Before I made him beg for it. Before I stripped him down to his most base instincts and made him come so hard all over my office that I spent most of Friday trying to get semen out of the carpet.
It’s why I’d needed to go to the gym for hours that night and work out my frustration.
And god, I wanted to suck every drop from his tip, swallowing the impressive amount of come that shot out of him in thick, milky spurts as his body shook from the intensity. I will never forget the most beautiful sight I’ve ever witnessed–as he gave himself over to me without hesitation.
I take a steadying breath, even as I feel the chemistry ricochet back and forth across the table. It doesn’t seem to be the size of the space we’re in that creates this… combustibility between us.
It’s just us. And in the face of it again, I can’t deny its potency.
I sigh, helpless to fight it. It’s not fair. For him to have this effect on me. For me to want so fucking badly to break him down to nothing more than an extension of my own control.
I want to own him, and sitting here across from him now, with the weight of what happened roaring to the surface between us, I can’t promise myself that it won’t happen again. Even if it’s what he wants.
Because maybe he wants it, but I need it.
His arm slips under the table. “I know you can take care of yourself. You know that I can, too. Especially under your… tutoring skills,” he says, finding the perfect words to push the moment further.

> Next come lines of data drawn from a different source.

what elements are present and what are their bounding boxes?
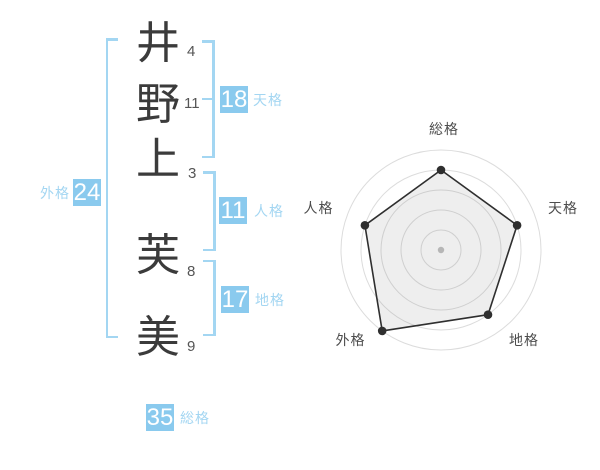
tenkaku-bracket-top-tick: [201, 40, 215, 43]
gaikaku-label: 外格: [40, 185, 70, 201]
tenkaku-bracket-middle-tick: [201, 97, 215, 100]
gaikaku-value-badge: 24: [73, 179, 101, 206]
stroke-count-1: 4: [187, 43, 196, 60]
radar-grid-ring: [380, 189, 502, 311]
radar-grid-ring: [340, 149, 542, 351]
tenkaku-bracket-bottom-tick: [201, 155, 215, 158]
radar-series-polygon: [364, 169, 518, 332]
chikaku-bracket-top-tick: [202, 259, 216, 262]
radar-series: [360, 165, 522, 336]
stroke-count-2: 11: [184, 95, 200, 112]
radar-center-dot: [437, 246, 445, 254]
gaikaku-bracket-line: [105, 38, 108, 338]
name-character-5: 美: [136, 313, 180, 362]
name-character-2: 野: [136, 80, 180, 129]
name-character-4: 芙: [136, 231, 180, 280]
radar-chart: 総格 天格 地格 外格 人格: [304, 121, 578, 351]
radar-grid-ring: [400, 209, 482, 291]
soukaku-value-badge: 35: [146, 404, 174, 431]
radar-grid-ring: [420, 229, 462, 271]
tenkaku-value-badge: 18: [220, 86, 248, 113]
jinkaku-bracket-top-tick: [202, 171, 216, 174]
radar-axis-soukaku: 総格: [429, 121, 459, 137]
jinkaku-bracket-bottom-tick: [202, 248, 216, 251]
chikaku-label: 地格: [255, 292, 285, 308]
jinkaku-value-badge: 11: [219, 197, 247, 224]
name-character-1: 井: [136, 19, 180, 68]
gaikaku-bracket-bottom-tick: [105, 335, 118, 338]
radar-vertex-dot: [483, 310, 493, 319]
radar-axis-jinkaku: 人格: [304, 200, 334, 216]
chikaku-bracket-line: [213, 259, 216, 336]
radar-vertex-dot: [360, 221, 370, 230]
stroke-count-3: 3: [188, 165, 197, 182]
jinkaku-label: 人格: [254, 203, 284, 219]
chikaku-value-badge: 17: [221, 286, 249, 313]
tenkaku-label: 天格: [253, 92, 283, 108]
chikaku-bracket-bottom-tick: [202, 333, 216, 336]
soukaku-label: 総格: [180, 410, 210, 426]
radar-axis-chikaku: 地格: [509, 332, 539, 348]
jinkaku-bracket-line: [213, 171, 216, 251]
gaikaku-bracket-top-tick: [105, 38, 118, 41]
stroke-count-5: 9: [187, 338, 196, 355]
name-character-3: 上: [136, 135, 180, 184]
radar-axis-gaikaku: 外格: [336, 332, 366, 348]
radar-vertex-dot: [512, 221, 522, 230]
stroke-count-4: 8: [187, 263, 196, 280]
radar-vertex-dot: [377, 326, 387, 336]
radar-axis-tenkaku: 天格: [548, 200, 578, 216]
radar-vertex-dot: [436, 165, 446, 175]
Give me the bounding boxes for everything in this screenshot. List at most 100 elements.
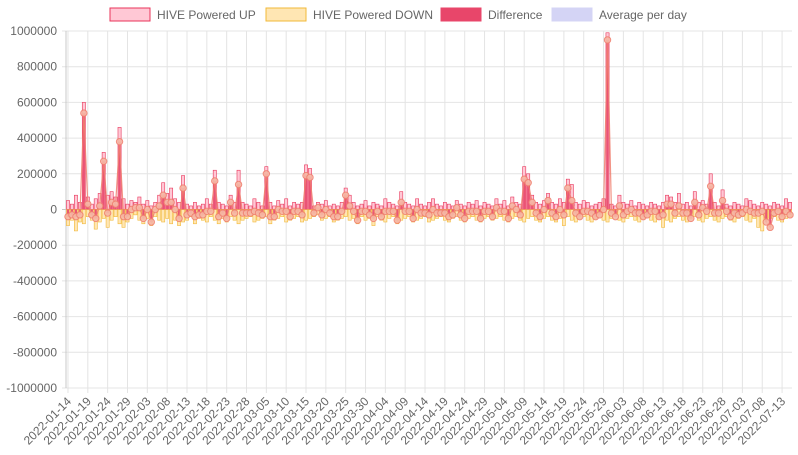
average-point: [135, 204, 144, 212]
average-point: [651, 207, 659, 215]
average-point: [377, 212, 386, 221]
bar-powered-up: [764, 203, 769, 210]
bar-powered-up: [224, 205, 229, 210]
bar-difference: [356, 209, 359, 221]
bar-difference: [570, 200, 573, 210]
average-point: [599, 205, 608, 214]
average-point: [703, 207, 711, 215]
bar-difference: [689, 209, 692, 219]
average-point: [147, 218, 155, 226]
bar-difference: [709, 186, 712, 210]
average-point: [544, 196, 552, 205]
bar-powered-up: [732, 202, 737, 210]
average-point: [714, 209, 723, 217]
average-point: [762, 218, 770, 226]
bar-powered-up: [256, 202, 261, 210]
average-point: [341, 191, 350, 199]
average-point: [115, 137, 124, 146]
y-tick-label: -1000000: [6, 381, 57, 395]
bar-powered-up: [200, 203, 205, 210]
average-point: [540, 205, 548, 214]
average-point: [99, 157, 108, 166]
average-point: [564, 184, 572, 192]
average-point: [179, 184, 187, 192]
bar-difference: [181, 188, 185, 210]
average-point: [449, 211, 457, 219]
bar-difference: [372, 209, 375, 219]
average-point: [425, 211, 433, 219]
average-point: [758, 207, 766, 215]
average-point: [611, 212, 620, 221]
average-point: [298, 211, 306, 219]
bar-difference: [118, 141, 121, 210]
y-axis: 1000000 800000 600000 400000 200000 0 -200000 -…: [6, 24, 57, 395]
average-point: [345, 202, 354, 210]
average-point: [96, 202, 104, 210]
y-tick-label: 800000: [17, 60, 57, 74]
legend-swatch: [440, 7, 482, 22]
average-point: [155, 202, 163, 210]
bar-powered-up: [220, 203, 225, 210]
bar-powered-up: [423, 205, 427, 210]
average-point: [310, 209, 318, 217]
average-point: [560, 211, 568, 219]
average-point: [500, 207, 509, 215]
average-point: [139, 214, 148, 223]
average-point: [222, 214, 231, 223]
bar-difference: [566, 188, 569, 210]
average-point: [476, 214, 485, 223]
average-point: [536, 212, 544, 221]
average-point: [504, 214, 513, 223]
average-point: [461, 214, 469, 223]
average-point: [175, 214, 183, 223]
average-point: [258, 211, 267, 219]
bar-difference: [479, 209, 482, 219]
legend: HIVE Powered UP HIVE Powered DOWN Differen…: [109, 7, 687, 22]
average-point: [528, 198, 536, 207]
average-point: [80, 109, 88, 117]
y-tick-label: -800000: [13, 345, 57, 359]
bar-difference: [546, 200, 550, 210]
legend-item-up[interactable]: HIVE Powered UP: [109, 7, 256, 22]
average-point: [389, 207, 397, 215]
bar-powered-up: [593, 203, 598, 210]
bar-powered-up: [736, 203, 741, 210]
legend-swatch: [551, 7, 593, 22]
bar-difference: [463, 209, 466, 219]
bar-difference: [527, 182, 530, 210]
average-point: [143, 205, 152, 214]
average-point: [111, 200, 120, 208]
bar-difference: [102, 161, 105, 210]
bar-powered-up: [331, 203, 336, 210]
bar-difference: [150, 209, 153, 222]
average-point: [524, 179, 532, 187]
bar-difference: [412, 209, 415, 219]
average-point: [159, 191, 167, 199]
legend-item-diff[interactable]: Difference: [440, 7, 543, 22]
average-point: [123, 212, 132, 221]
average-point: [766, 223, 774, 232]
average-point: [349, 207, 358, 215]
average-point: [722, 207, 731, 215]
average-point: [568, 196, 576, 205]
bar-powered-up: [772, 202, 777, 210]
bar-powered-up: [641, 203, 646, 210]
legend-swatch: [265, 7, 307, 22]
average-point: [659, 211, 667, 219]
bar-difference: [308, 177, 312, 210]
average-point: [262, 170, 271, 178]
legend-item-avg[interactable]: Average per day: [551, 7, 687, 22]
bar-powered-up: [70, 203, 74, 210]
legend-item-down[interactable]: HIVE Powered DOWN: [265, 7, 433, 22]
legend-label: HIVE Powered UP: [157, 8, 256, 22]
bar-difference: [344, 195, 347, 210]
average-point: [318, 211, 326, 219]
average-point: [84, 200, 92, 208]
average-point: [453, 204, 461, 212]
average-point: [409, 214, 417, 223]
average-line: [64, 36, 794, 232]
bar-powered-up: [439, 205, 443, 210]
average-point: [397, 198, 405, 207]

To anyone else, our conversation is benign. Two men talking in low tones, their bodies bent forward so they don’t disrupt anyone around them.
But he’s still looking me in the eye, in a room full of people, and telling me that he wants me to own him.
Control him. Make him beg and sweat and work for every orgasm I’ll let him have.
Kellan O’Reilly, star forward for the Radford University Renegades.
The golden boy on campus that others are measured against.
I’m already hard, thinking about his big hand resting on his cock, waiting for my instruction. I’m sure he’d lick my boot if I told him to do it, and knowing that only makes me harder. Given the look flashing in his eyes, he’d probably suggest it just to please me.
“I don’t get you.” I say the words as my own hand slips underneath the table, and I rest my hand on top of my need but don’t give myself the satisfaction of full contact. I like denying myself as much as I like denying him.
“I don’t like bullies,” he says simply, but it’s like a bomb has gone off inside my brain.
Everything snaps back into place, as my consciousness comes back into the present moment. What I was about to do. Where we were going to do it. And most importantly, who I was going to do it with.
My hand is back on the table, and I grab at the Spanish textbook before I can give into the chemistry that still crackles in the air all around us.
Kellan’s looking at me with that same confused look he had last week.
Only now, there’s something else laced through it–like he’s wondering what he did to make me stop, to turn ice cold at the drop of a hat.
His dark eyes are imploring me not to cut this moment off, begging me without words.
But it doesn’t matter. I’m never going to tell him that the wrongs he committed happened long before I met this version of him.
And when I’m alone, later, I’ll unpack what it actually means that the man across from me seems to be the type of person that looks out for other people instead of torturing them.